The event was the result of Twin Falls High School senior Dakota Horton’s senior project. The senior project is a high school graduation requirement that has students contribute to the community, academic challenge or pursue their future career. The projects must include at least 40 hours of hands-on work. Horton said that she has put over 100 hours into fundraising for this prom.

“The special needs community is widespread without many things to do,” Horton said.

J.D. Davis, Horton’s adviser, overlooks the senior project and gave guidance.

He said that Horton was focused on her project and has been working on it since the start of the school year.

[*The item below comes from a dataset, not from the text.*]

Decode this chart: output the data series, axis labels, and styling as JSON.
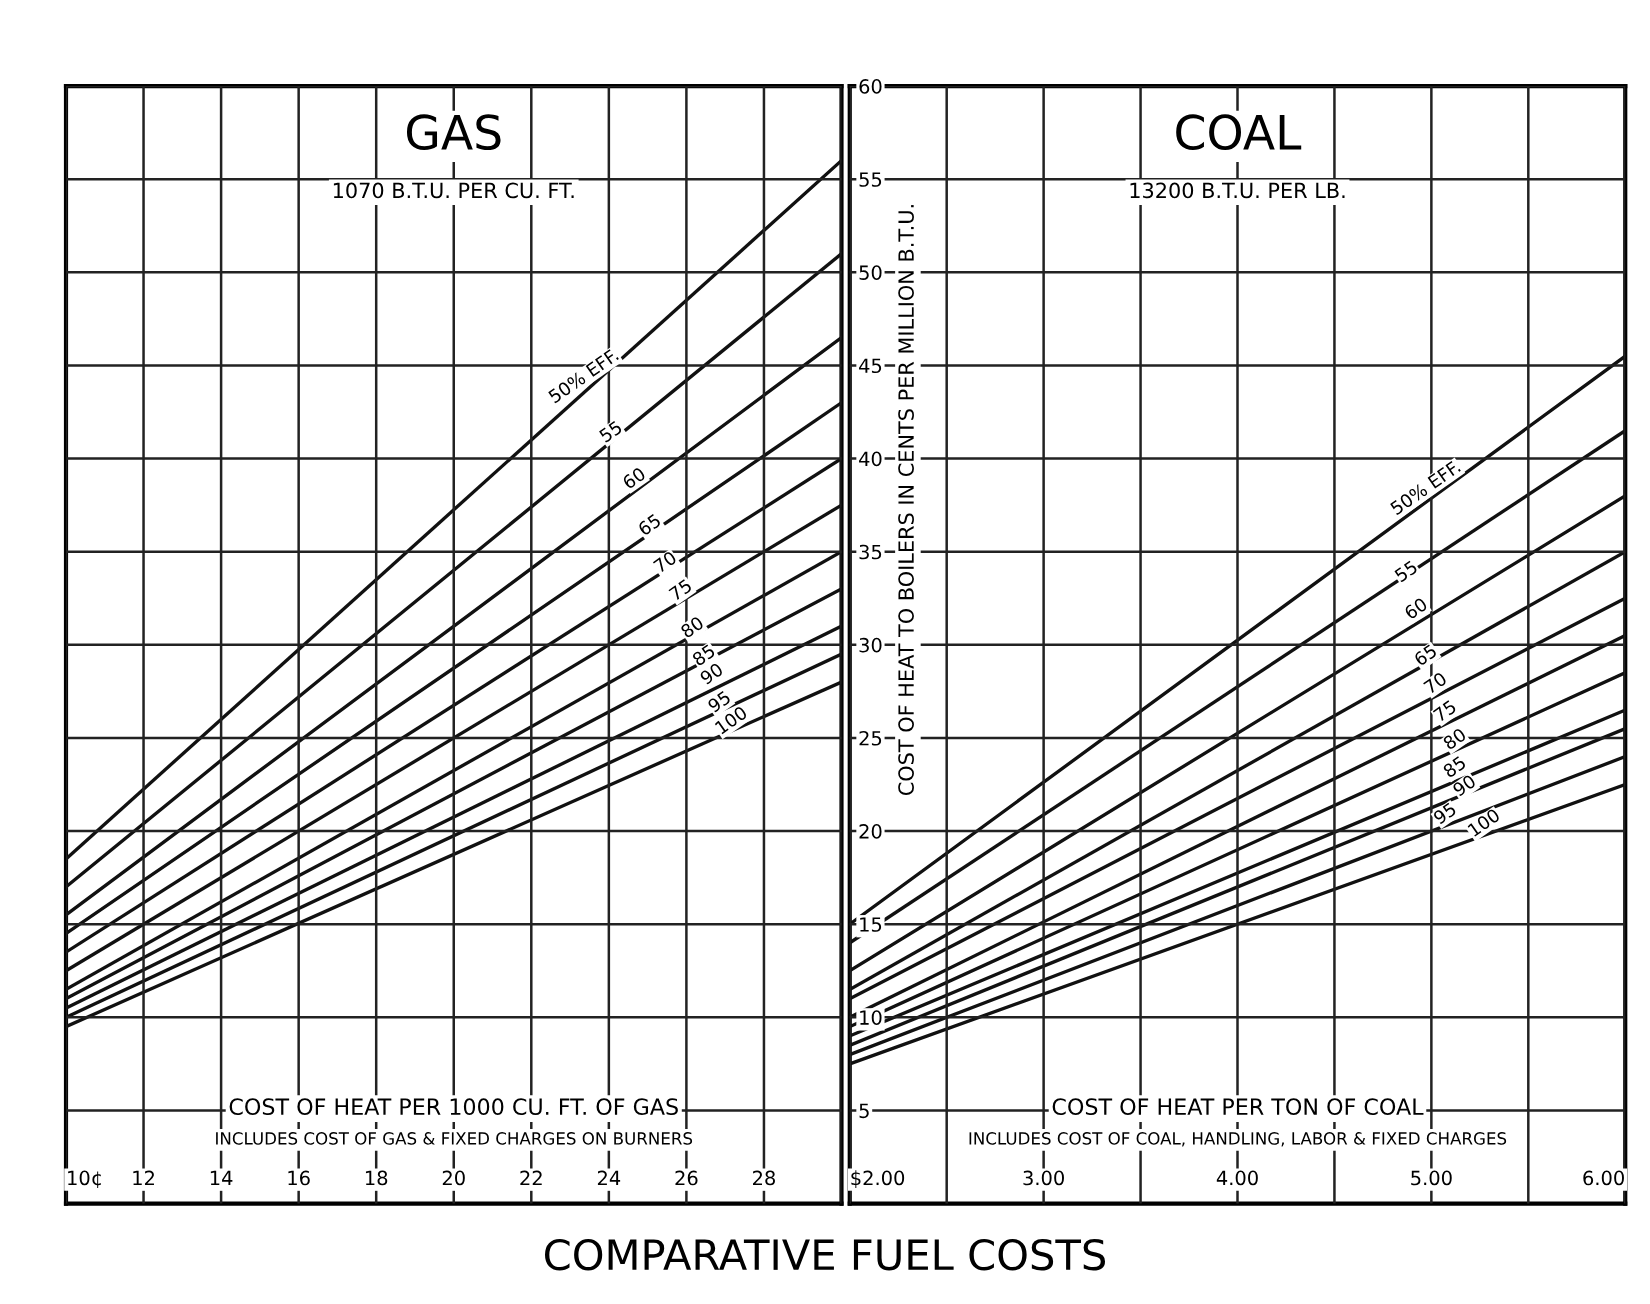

“This is one of the coolest projects a student has tackled in a while,” Davis said. “This is a project near and dear to her heart.”

Horton has three siblings with special needs. Her parents, Jessica and Jeff Horton, said that the lack of events for their children is hard to navigate. The parents, with tears in their eyes, say they are astonished that their daughter put this event on.

“We’re hoping that this continues,” Jessica said. “The turnout is so much bigger than we expected and this is only its first year.”

Back on the dance floor, Christensen was blowing bubbles. Each bubble she blew seemed to capture and hold reflections from the lights surrounding the dance floor. She was eager to share her bubbles with any dancer near her.

“Try not to blow them in anyone’s face,” her father, Kirk Christensen, said.

She smiled at her dad and assured him that she wasn’t doing that. He waved it off and the two danced the night away.

“So much of the time these individuals are left out,” Kirk Christensen said. “To open things up to them, it means the world.”